The calling
©Nicola NicodemoIl telefono squillò tre volte. La terza volta alzò la cornetta e lo posò sul tavolo. Dall’altro capo un sussurro simile a un lamento. Sida ascoltò e aspettò che la luce venisse. Quando il bianco inondò la stanza, Sida si sentì trascinare via.
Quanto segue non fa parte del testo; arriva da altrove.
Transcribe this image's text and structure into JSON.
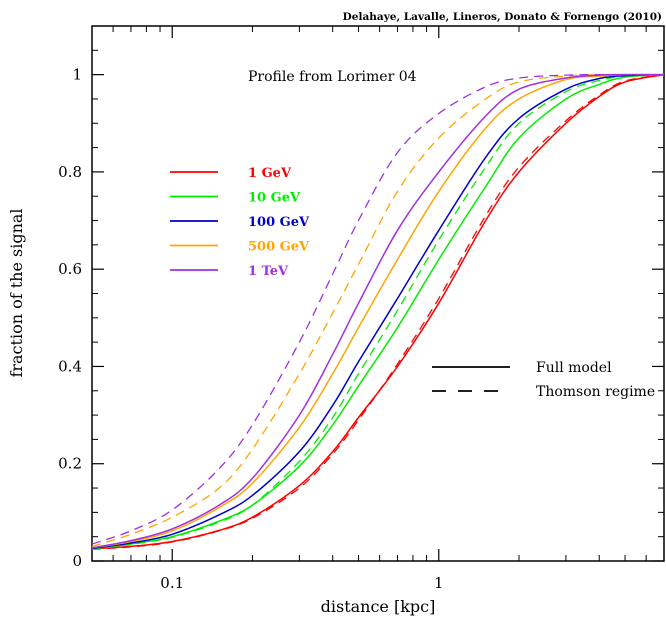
{
  "chart_data": {
    "type": "line",
    "title": "",
    "credit": "Delahaye, Lavalle, Lineros, Donato & Fornengo (2010)",
    "annotation": "Profile from Lorimer 04",
    "xlabel": "distance  [kpc]",
    "ylabel": "fraction of the signal",
    "xscale": "log",
    "xlim": [
      0.05,
      7
    ],
    "ylim": [
      0,
      1.1
    ],
    "x_ticks": [
      {
        "value": 0.1,
        "label": "0.1"
      },
      {
        "value": 1,
        "label": "1"
      }
    ],
    "y_ticks": [
      {
        "value": 0,
        "label": "0"
      },
      {
        "value": 0.2,
        "label": "0.2"
      },
      {
        "value": 0.4,
        "label": "0.4"
      },
      {
        "value": 0.6,
        "label": "0.6"
      },
      {
        "value": 0.8,
        "label": "0.8"
      },
      {
        "value": 1,
        "label": "1"
      }
    ],
    "grid": false,
    "legend_placement": "upper-left",
    "line_styles": [
      {
        "label": "Full model",
        "dash": "solid"
      },
      {
        "label": "Thomson regime",
        "dash": "dashed"
      }
    ],
    "x": [
      0.05,
      0.07,
      0.1,
      0.15,
      0.2,
      0.3,
      0.4,
      0.5,
      0.7,
      1.0,
      1.5,
      2.0,
      3.0,
      4.0,
      5.0,
      7.0
    ],
    "series": [
      {
        "name": "1 GeV",
        "color": "#ff0000",
        "full": [
          0.025,
          0.03,
          0.04,
          0.063,
          0.09,
          0.155,
          0.225,
          0.295,
          0.4,
          0.53,
          0.7,
          0.8,
          0.9,
          0.955,
          0.985,
          1.0
        ],
        "thomson": [
          0.024,
          0.029,
          0.039,
          0.062,
          0.088,
          0.15,
          0.22,
          0.29,
          0.405,
          0.54,
          0.71,
          0.81,
          0.905,
          0.958,
          0.987,
          1.0
        ]
      },
      {
        "name": "10 GeV",
        "color": "#00ee00",
        "full": [
          0.025,
          0.035,
          0.05,
          0.082,
          0.115,
          0.195,
          0.28,
          0.36,
          0.48,
          0.62,
          0.77,
          0.87,
          0.95,
          0.98,
          0.995,
          1.0
        ],
        "thomson": [
          0.024,
          0.034,
          0.049,
          0.08,
          0.115,
          0.205,
          0.295,
          0.385,
          0.515,
          0.66,
          0.81,
          0.9,
          0.965,
          0.988,
          0.997,
          1.0
        ]
      },
      {
        "name": "100 GeV",
        "color": "#0000cc",
        "full": [
          0.026,
          0.037,
          0.055,
          0.095,
          0.135,
          0.225,
          0.32,
          0.41,
          0.54,
          0.68,
          0.83,
          0.91,
          0.97,
          0.992,
          0.998,
          1.0
        ]
      },
      {
        "name": "500 GeV",
        "color": "#ffa500",
        "full": [
          0.027,
          0.04,
          0.062,
          0.11,
          0.16,
          0.275,
          0.385,
          0.48,
          0.62,
          0.76,
          0.89,
          0.95,
          0.99,
          0.997,
          1.0,
          1.0
        ],
        "thomson": [
          0.03,
          0.055,
          0.09,
          0.15,
          0.23,
          0.385,
          0.51,
          0.61,
          0.76,
          0.87,
          0.95,
          0.985,
          0.997,
          1.0,
          1.0,
          1.0
        ]
      },
      {
        "name": "1 TeV",
        "color": "#a030e0",
        "full": [
          0.027,
          0.042,
          0.066,
          0.115,
          0.17,
          0.3,
          0.425,
          0.53,
          0.68,
          0.8,
          0.915,
          0.97,
          0.993,
          0.999,
          1.0,
          1.0
        ],
        "thomson": [
          0.035,
          0.062,
          0.105,
          0.19,
          0.28,
          0.45,
          0.59,
          0.7,
          0.84,
          0.92,
          0.975,
          0.993,
          0.999,
          1.0,
          1.0,
          1.0
        ]
      }
    ]
  }
}
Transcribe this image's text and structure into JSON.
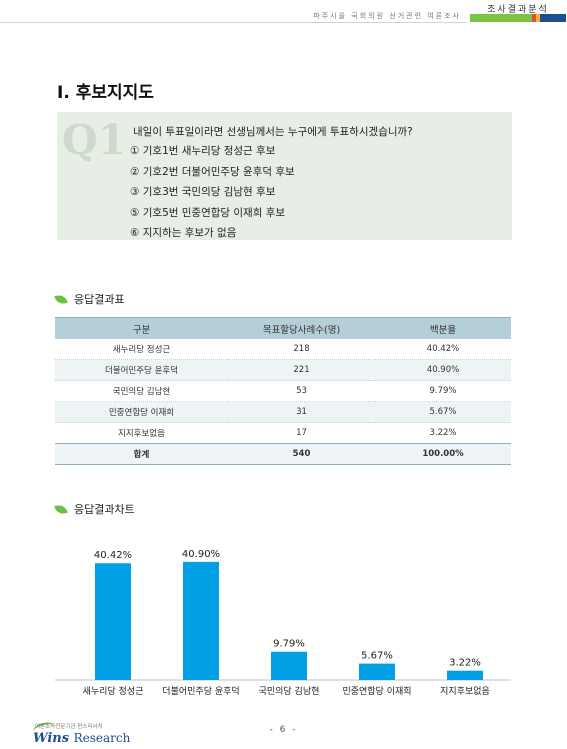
{
  "header": {
    "subtitle": "파주시을 국회의원 선거관련 여론조사",
    "tag": "조사결과분석",
    "accent_colors": [
      "#7cc243",
      "#e84b3c",
      "#f2b632",
      "#1f4e8f"
    ]
  },
  "section_title": "Ⅰ. 후보지지도",
  "question": {
    "mark": "Q1",
    "text": "내일이 투표일이라면 선생님께서는 누구에게 투표하시겠습니까?",
    "options": [
      "① 기호1번 새누리당 정성근 후보",
      "② 기호2번 더불어민주당 윤후덕 후보",
      "③ 기호3번 국민의당 김남현 후보",
      "⑤ 기호5번 민중연합당 이재희 후보",
      "⑥ 지지하는 후보가 없음"
    ]
  },
  "table_section": {
    "heading": "응답결과표",
    "columns": [
      "구분",
      "목표할당사례수(명)",
      "백분율"
    ],
    "rows": [
      [
        "새누리당 정성근",
        "218",
        "40.42%"
      ],
      [
        "더불어민주당 윤후덕",
        "221",
        "40.90%"
      ],
      [
        "국민의당 김남현",
        "53",
        "9.79%"
      ],
      [
        "민중연합당 이재희",
        "31",
        "5.67%"
      ],
      [
        "지지후보없음",
        "17",
        "3.22%"
      ]
    ],
    "total": [
      "합계",
      "540",
      "100.00%"
    ]
  },
  "chart_section": {
    "heading": "응답결과차트"
  },
  "chart_data": {
    "type": "bar",
    "categories": [
      "새누리당 정성근",
      "더불어민주당 윤후덕",
      "국민의당 김남현",
      "민중연합당 이재희",
      "지지후보없음"
    ],
    "values": [
      40.42,
      40.9,
      9.79,
      5.67,
      3.22
    ],
    "value_labels": [
      "40.42%",
      "40.90%",
      "9.79%",
      "5.67%",
      "3.22%"
    ],
    "ylim": [
      0,
      45
    ],
    "grid": false,
    "bar_color": "#00a0e4"
  },
  "footer": {
    "page": "- 6 -",
    "org_small": "여론조사전문기관 윈스리서치",
    "logo": "Wins",
    "logo_suffix": "Research"
  }
}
Ricordava quel posto. Maggio 1973. Il sole era fermo nel cielo, sopra la torre dell’orologio, come in quel momento. Non era cambiato nulla. Una bambina inseguiva la ruota lungo la strada. Era ancora ferma lì, immobile nell’atto di afferrarla, in bilico sulla linea del tempo. La polvere sospesa in aria creava una coltre di nebbia rossastra. Un foglio di carta immortalato nel suo volo, modellato da un alito di vento non percepibile. Sostava a mezz’aria sfidando ogni improbabile forza di gravità, come l’uomo che si gettava dalla torre dell’orologio. Sida si avvicinò e lo guardò dal basso. Poteva vederne l’espressione di serena rassegnazione distesa su un volto senza paura. Non c’era più nulla di umano in quegli occhi. Sida distolse lo sguardo. Sapeva che un’emozione troppo forte avrebbe rimesso in moto il corso degli eventi, cristallizzati nel ricordo. Sida rialzò gli occhi al cielo, allungando il braccio verso l’uomo in caduta. Avrebbe voluto toccarlo, stringerlo e riportarlo sulla cima della torre. Gridò, ma il suono non uscì, soffocato da un bruciore intenso nella gola. Non c’era spazio per il rumore nella staticità di quella dimensione atemporale. Sida sapeva che sarebbe bastata un’emozione piccola, un soffio, un brivido, una lacrima, per accettare il destino, per ridare forza alla gravità, e lasciare tutto dietro di sé. Ma non ci riusciva. Prese il cellulare e compose il numero. Bussò tre volte. La luce invase la strada e avvolse tutto. Sida si ritrovò nella sua stanza. Un piccolo lume rischiarava la notte. Sul tavolo la foto di suo padre.